Gli Usa inseriscono i Night Wolves nella lista nera

Vladimir Putin in sella a una Harley Davidson.

Sasha Sergeevich e i Lupi della notte si sono trasformati in definitiva in un braccio, anche un po’ armato, al servizio di Vladimir.
E hanno fatto talmente bene il loro lavoro che hanno addirittura costretto gli Stati Uniti a infilarli tra le entità sanzionate.
Dalla fine di dicembre dello scorso anno i biker moscoviti sono finiti sulla lista nera emanata da Washington con l’accusa, tra l’altro, di aver partecipato agli attacchi filorussi a Sebastopoli, in Crimea, e di reclutare combattenti per le milizie nel Donbass.
Il Chirurgo è una minaccia per la stabilità e l’integrità territoriale dell’Ucraina, così almeno si legge nel documento ufficiale del Dipartimento del Tesoro americano.
IN VIAGGIO DA MOSCA A BERLINO. Per nulla impressionato dalle sanzioni, e visto che soprattutto a livello europeo nessuno si è ancora preso la briga di tenerlo in considerazione, Zaldostanov ha pensato bene ora di organizzare un’altra delle sue missioni a due ruote e contenuto altamente esplosivo: il viaggio da Mosca a Berlino che si dovrebbe concludere il 9 maggio nella capitale tedesca, anniversario della sconfitta della Germania in quella che in Russia si chiama ancora Grande guerra patriottica, cominciata nel 1941 dopo l’aggressione di Hitler a Stalin e la fine del patto Molotov-Ribbentrop.

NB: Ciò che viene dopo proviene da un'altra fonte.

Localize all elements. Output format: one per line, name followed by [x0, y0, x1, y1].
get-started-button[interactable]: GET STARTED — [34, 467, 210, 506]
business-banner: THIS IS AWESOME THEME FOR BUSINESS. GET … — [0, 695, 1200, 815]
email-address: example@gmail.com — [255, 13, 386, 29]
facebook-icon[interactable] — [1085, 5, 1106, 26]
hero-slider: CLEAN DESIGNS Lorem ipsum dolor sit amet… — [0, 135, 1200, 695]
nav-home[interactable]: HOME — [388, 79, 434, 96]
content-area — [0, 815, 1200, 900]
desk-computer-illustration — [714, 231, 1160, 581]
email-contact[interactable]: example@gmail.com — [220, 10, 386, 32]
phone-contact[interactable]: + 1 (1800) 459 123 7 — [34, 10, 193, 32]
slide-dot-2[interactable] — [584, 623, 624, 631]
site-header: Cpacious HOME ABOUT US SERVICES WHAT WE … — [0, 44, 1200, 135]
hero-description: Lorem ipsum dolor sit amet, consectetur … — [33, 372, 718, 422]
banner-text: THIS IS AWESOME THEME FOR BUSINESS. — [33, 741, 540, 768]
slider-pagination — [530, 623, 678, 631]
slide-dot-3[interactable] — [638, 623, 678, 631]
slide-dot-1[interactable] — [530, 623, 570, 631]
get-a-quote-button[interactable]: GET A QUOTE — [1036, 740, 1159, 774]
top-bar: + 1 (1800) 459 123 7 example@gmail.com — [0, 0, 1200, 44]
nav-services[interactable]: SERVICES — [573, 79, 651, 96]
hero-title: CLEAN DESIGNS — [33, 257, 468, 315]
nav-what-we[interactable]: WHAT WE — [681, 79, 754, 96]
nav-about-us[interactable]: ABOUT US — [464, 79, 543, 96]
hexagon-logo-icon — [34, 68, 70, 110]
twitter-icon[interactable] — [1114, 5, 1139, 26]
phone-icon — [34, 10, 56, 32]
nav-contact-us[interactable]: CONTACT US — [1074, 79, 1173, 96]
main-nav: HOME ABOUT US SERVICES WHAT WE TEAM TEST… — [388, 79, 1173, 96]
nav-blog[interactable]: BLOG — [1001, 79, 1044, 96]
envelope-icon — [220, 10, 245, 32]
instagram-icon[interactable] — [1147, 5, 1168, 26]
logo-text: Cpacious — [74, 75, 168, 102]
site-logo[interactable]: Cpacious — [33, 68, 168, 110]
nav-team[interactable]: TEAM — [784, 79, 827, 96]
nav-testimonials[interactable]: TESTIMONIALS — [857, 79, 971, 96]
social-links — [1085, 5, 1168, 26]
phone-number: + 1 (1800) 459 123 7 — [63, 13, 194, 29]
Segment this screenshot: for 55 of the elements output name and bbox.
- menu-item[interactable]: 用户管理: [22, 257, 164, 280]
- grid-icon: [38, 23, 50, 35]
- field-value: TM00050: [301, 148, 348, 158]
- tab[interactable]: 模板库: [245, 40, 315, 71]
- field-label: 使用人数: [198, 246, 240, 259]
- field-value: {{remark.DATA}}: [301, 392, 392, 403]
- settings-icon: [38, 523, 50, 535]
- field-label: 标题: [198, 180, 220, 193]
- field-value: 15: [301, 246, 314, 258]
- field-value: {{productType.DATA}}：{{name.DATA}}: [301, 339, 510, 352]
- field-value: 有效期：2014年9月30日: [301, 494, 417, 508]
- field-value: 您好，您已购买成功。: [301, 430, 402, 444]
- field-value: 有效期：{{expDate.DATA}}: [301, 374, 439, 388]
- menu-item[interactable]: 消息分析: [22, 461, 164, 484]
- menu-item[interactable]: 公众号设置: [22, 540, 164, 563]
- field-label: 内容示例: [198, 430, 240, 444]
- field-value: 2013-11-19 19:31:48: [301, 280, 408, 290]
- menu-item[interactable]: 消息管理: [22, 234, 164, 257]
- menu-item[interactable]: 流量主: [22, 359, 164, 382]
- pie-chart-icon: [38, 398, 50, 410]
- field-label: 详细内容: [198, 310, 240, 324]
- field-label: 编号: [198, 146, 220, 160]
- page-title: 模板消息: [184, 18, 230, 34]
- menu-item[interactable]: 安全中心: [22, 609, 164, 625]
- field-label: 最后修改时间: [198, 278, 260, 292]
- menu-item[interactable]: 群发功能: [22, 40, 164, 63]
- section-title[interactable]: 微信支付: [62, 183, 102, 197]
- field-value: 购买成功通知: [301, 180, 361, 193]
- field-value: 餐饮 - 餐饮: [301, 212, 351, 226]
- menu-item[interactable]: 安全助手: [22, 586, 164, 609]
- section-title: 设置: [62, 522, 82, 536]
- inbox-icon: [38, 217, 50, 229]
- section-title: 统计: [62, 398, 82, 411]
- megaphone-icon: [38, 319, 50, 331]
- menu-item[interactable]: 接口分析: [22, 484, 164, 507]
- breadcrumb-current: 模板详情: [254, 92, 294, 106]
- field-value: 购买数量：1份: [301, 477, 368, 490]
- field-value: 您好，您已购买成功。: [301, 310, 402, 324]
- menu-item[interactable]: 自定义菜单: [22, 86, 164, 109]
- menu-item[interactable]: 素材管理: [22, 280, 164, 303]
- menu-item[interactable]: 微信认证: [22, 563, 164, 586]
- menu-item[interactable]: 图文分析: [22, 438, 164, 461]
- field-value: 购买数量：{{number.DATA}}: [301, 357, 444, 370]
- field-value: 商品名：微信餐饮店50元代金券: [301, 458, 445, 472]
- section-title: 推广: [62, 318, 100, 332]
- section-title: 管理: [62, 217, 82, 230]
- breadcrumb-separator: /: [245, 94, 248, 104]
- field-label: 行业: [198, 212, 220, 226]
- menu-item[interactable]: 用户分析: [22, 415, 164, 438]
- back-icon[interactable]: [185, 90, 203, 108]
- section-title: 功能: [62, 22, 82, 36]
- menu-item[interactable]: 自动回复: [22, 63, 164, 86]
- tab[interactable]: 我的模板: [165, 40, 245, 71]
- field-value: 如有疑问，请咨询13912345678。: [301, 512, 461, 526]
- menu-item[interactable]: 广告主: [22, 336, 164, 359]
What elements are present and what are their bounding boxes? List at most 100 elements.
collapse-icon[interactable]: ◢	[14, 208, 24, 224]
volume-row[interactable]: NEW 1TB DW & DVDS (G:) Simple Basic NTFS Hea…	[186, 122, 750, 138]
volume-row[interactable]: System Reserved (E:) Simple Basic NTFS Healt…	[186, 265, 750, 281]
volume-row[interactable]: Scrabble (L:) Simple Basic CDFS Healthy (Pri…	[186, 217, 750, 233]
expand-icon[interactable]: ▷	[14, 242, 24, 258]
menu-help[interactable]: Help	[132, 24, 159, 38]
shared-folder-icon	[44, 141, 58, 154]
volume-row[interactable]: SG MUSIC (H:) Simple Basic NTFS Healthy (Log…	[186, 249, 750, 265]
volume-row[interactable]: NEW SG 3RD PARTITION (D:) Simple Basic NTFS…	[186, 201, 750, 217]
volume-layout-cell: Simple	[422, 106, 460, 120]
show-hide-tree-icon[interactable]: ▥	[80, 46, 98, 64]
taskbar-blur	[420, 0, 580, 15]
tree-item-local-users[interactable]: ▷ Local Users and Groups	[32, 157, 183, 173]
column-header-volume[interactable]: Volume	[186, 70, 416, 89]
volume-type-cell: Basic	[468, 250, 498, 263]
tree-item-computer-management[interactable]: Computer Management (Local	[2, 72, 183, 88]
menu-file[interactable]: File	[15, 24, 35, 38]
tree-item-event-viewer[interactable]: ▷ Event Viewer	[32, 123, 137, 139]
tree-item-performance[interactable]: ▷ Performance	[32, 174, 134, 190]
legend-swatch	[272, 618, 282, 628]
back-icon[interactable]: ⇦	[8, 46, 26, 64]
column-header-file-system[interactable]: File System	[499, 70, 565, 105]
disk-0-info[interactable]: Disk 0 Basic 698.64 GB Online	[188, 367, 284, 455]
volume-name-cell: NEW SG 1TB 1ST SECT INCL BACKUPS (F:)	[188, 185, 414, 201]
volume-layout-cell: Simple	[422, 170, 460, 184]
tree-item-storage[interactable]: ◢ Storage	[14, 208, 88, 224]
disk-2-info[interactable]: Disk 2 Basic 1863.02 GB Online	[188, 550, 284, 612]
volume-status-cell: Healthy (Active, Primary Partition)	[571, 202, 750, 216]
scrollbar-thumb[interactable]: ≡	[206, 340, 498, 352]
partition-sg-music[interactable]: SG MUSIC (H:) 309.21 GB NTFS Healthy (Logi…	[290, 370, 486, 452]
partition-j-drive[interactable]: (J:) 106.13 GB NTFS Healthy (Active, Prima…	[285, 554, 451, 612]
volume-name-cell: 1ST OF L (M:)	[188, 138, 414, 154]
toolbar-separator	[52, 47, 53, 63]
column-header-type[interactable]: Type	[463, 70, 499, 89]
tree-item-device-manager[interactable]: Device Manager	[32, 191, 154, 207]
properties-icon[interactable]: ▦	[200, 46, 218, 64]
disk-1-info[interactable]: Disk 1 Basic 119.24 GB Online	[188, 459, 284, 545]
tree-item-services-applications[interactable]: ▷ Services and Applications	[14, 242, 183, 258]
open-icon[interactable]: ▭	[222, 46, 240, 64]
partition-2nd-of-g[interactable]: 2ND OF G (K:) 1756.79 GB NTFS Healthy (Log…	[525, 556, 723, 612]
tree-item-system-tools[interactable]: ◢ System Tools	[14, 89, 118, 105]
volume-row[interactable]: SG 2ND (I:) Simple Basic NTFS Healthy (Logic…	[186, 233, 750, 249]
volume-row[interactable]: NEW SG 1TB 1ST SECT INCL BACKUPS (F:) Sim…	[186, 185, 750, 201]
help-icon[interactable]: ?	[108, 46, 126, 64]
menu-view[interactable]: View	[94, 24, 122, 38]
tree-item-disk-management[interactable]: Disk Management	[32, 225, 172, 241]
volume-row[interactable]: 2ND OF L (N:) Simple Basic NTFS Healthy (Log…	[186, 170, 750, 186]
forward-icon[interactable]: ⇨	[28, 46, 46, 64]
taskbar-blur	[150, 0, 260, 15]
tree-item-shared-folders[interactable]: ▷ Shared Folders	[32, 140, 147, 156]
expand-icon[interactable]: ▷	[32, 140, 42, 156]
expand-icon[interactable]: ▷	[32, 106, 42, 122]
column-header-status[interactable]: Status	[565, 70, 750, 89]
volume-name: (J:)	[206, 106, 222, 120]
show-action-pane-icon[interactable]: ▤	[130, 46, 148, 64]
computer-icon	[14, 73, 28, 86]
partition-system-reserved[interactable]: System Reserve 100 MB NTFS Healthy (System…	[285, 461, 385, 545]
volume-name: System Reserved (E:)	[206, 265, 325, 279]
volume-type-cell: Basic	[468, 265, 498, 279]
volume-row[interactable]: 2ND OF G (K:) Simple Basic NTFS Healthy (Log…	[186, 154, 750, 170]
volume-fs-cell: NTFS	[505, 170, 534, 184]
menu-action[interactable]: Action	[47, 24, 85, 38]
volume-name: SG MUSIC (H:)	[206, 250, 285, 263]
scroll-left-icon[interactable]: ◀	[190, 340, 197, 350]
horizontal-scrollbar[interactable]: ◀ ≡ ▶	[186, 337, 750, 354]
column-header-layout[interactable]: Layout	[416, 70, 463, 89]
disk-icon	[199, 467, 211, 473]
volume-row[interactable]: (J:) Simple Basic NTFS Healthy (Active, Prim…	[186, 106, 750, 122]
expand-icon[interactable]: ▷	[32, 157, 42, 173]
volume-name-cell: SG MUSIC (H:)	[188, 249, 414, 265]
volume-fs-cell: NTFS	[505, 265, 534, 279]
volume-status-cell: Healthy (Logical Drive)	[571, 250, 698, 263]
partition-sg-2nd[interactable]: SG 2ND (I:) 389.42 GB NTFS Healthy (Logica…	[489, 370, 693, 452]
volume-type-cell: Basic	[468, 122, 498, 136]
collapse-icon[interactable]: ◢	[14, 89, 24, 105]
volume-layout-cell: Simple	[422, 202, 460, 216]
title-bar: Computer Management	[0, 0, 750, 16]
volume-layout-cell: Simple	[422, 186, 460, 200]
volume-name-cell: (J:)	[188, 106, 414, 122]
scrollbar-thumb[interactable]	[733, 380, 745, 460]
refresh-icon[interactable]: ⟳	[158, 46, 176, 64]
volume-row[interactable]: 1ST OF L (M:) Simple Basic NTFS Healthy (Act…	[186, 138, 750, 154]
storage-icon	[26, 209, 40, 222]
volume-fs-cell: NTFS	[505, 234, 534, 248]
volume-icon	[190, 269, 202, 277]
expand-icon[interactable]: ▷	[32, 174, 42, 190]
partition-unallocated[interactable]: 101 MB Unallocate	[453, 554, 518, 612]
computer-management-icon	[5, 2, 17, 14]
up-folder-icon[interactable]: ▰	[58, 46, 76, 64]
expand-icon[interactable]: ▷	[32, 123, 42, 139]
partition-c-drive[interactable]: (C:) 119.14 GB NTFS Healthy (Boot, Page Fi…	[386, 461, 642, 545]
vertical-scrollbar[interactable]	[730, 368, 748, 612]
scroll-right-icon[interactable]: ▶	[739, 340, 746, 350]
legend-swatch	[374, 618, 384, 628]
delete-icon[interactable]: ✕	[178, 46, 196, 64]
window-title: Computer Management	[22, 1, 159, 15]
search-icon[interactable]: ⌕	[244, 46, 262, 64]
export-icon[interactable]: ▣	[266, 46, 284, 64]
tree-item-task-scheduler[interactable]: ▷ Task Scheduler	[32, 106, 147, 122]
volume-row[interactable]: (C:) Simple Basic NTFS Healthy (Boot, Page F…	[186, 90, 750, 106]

Il primo ministro polacco Eva Copacz ha già definito l’idea una provocazione, la cancelliera tedesca Angela Merkel non ha proferito verbo come suo costume, ma l’arrivo di un’orda di biker filorussi alla Porta di Brandeburgo potrebbe scatenare qualche problema di troppo.
MERKEL VA DA PUTIN. Dopo essere stati bloccati al confine polacco e avere fatto tappa a Vienna, le moto sono però già arrivate in Baviera.
Se eviterà la parata del 9 maggio, Frau Merkel, salvo imprevisti e complicazioni chirurgiche, sarà in ogni caso il 10 a Mosca per ricordare insieme con Putin la sconfitta del Terzo Reich.
Difficile che i Lupi siano già di ritorno, ammesso e non concesso che arrivino a destinazione senza intoppi.